A grid of pin-like protrusions in a specially designed computer mouse traced the pictures on the blind person’s fingertips.
Here, we juxtapose images photographed for this blog with those submitted to our blogart project
Clouds hovering above the Sea of Galilee in Israel and the Straits of Galilee photographed from Jerusalem, Rhode Island.
A Green Mountain forest in Jerusalem, Vermont, named Jerusalem because it's the same altitude as the original Jerusalem.
Mt. Nebo, named after the biblical Mt. Nebo, photographed from Jerusalem, Utah, and the Moav mountain range east of the Dead Sea.
Moses climbed up from the western plains of Moav to Mt. Nebo from where God showed him all the Land of Israel.  (Deuteronomy 34:1)
Mt.
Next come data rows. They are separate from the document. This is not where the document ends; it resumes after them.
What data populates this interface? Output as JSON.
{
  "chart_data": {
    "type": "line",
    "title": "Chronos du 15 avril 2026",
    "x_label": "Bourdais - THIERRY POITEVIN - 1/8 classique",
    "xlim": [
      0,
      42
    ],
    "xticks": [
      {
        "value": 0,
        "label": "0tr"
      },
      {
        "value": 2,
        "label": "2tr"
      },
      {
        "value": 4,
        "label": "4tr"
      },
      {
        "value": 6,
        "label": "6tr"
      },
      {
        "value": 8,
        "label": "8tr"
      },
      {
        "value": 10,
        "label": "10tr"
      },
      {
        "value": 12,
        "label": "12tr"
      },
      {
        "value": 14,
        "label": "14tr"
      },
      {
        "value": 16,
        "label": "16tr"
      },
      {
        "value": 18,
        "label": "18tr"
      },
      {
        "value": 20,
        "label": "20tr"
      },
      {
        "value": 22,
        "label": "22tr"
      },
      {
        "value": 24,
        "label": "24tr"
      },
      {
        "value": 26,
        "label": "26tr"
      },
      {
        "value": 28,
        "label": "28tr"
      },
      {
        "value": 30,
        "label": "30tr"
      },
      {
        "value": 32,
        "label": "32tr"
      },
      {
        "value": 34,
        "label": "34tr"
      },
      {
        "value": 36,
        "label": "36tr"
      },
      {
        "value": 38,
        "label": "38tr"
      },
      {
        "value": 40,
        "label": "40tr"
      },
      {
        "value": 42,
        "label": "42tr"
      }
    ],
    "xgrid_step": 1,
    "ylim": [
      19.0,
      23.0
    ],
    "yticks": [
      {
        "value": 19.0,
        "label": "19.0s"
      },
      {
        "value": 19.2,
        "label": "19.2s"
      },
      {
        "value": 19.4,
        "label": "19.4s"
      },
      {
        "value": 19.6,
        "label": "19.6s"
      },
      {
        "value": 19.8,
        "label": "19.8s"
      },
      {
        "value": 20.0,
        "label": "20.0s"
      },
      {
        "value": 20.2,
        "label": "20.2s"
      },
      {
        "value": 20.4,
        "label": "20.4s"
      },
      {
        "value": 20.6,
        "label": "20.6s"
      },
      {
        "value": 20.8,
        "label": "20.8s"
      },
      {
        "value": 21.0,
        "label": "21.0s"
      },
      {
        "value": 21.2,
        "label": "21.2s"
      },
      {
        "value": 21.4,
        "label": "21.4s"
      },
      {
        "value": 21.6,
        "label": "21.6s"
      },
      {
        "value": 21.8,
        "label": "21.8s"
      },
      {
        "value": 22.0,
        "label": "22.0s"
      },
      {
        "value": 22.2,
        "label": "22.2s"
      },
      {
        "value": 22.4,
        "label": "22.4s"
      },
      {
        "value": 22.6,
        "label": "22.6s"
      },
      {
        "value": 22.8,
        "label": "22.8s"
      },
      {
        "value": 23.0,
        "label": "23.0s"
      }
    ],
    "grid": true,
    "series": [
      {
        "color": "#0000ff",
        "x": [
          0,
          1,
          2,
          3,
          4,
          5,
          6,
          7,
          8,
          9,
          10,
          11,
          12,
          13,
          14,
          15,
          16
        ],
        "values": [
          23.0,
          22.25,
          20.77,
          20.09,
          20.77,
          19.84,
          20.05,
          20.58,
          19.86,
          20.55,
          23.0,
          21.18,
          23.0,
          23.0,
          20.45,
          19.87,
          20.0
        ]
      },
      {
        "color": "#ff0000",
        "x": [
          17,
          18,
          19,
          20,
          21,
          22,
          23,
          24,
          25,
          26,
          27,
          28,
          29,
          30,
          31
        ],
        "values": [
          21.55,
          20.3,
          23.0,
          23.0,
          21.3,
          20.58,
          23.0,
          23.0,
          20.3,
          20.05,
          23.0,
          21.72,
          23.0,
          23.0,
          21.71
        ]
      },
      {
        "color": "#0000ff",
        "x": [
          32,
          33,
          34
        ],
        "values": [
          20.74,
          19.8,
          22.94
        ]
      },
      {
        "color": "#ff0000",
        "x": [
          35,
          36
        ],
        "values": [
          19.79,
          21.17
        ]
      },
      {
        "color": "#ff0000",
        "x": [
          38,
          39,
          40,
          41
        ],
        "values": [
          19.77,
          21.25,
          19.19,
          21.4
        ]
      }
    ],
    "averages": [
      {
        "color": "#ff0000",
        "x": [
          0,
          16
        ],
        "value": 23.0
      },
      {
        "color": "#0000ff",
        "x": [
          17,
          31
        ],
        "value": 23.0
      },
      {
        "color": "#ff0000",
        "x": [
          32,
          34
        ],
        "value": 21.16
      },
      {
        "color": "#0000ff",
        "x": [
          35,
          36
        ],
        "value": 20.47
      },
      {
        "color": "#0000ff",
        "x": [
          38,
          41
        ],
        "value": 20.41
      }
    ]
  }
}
Nebo, Utah, is nearly five times as high as the original.
Mel photographed our son Ari pitching for the Petah Tikva Pioneers in an Israel Baseball League game in Tel Aviv.

Sunday, September 4, 2011

Ki Teitzei (When you will go out) כי תצא

Shook Shopping

For the Lord thy God walketh in the midst of thy camp. (Deuteronomy 23:15) כי יהוה אלהך מתהלך בקרב מחנך 

Seeing God walking in the midst of our daily life is the overriding theme of this entire Torah Tweets blogart project.
Mel photographed our daughter Iyrit shopping for Shabbat in the lively Petah Tikva shook (marketplace).  
We repeat here the introductory comments at the top of this blog that emphasize the centrality of down-to-earth spirituality in Judaism.
Talmudic scholar Rabbi Joseph B. Soloveitchik in his book Halakhic Man teaches that Judaism does not direct its gaze upward but downward.
It does not aspire to a heavenly transcendence, nor does it seek to soar upon the wings of some abstract, mysterious spirituality.
It fixes its gaze upon concrete, empirical reality permeating every nook and cranny of life.
The shook, the street, the factory, the house, the mall, the banquet hall, all constitute the backdrop of religious life.
The Lubavitcher Rebbe, Menachem M. Schneerson, teaches that it is not enough for the Jew to rest content with his own spiritual ascent.
He must strive to draw spirituality down into the world and into every part of it from the world of his work to his social life.
His work and social life should not only not distract him from his pursuit of G-d, but they must become a full part of it.
American writer E. L. Doctorow in his novel City of God expresses the same thoughts poetically. 
If there is a religious agency in our lives, it has to appear in the manner of our times.
Not from on high, but a revelation that hides itself in our culture.
It will be ground-level, on the street, it'll be coming down the avenue in the traffic, hard to tell apart from anything else.
Zionist Rabbi Abraham Y. Kook sees individual actions combine as a symphony of Jews living together as a sovereign nation in their own land.
The first message that Moses chose to teach the Jewish people as they were about to enter the Land of Israel was to fuse heaven to earth,
To enable the mundane to rise up and touch the Divine, the spiritual to vitalize the physical, not only as individuals but as a nation.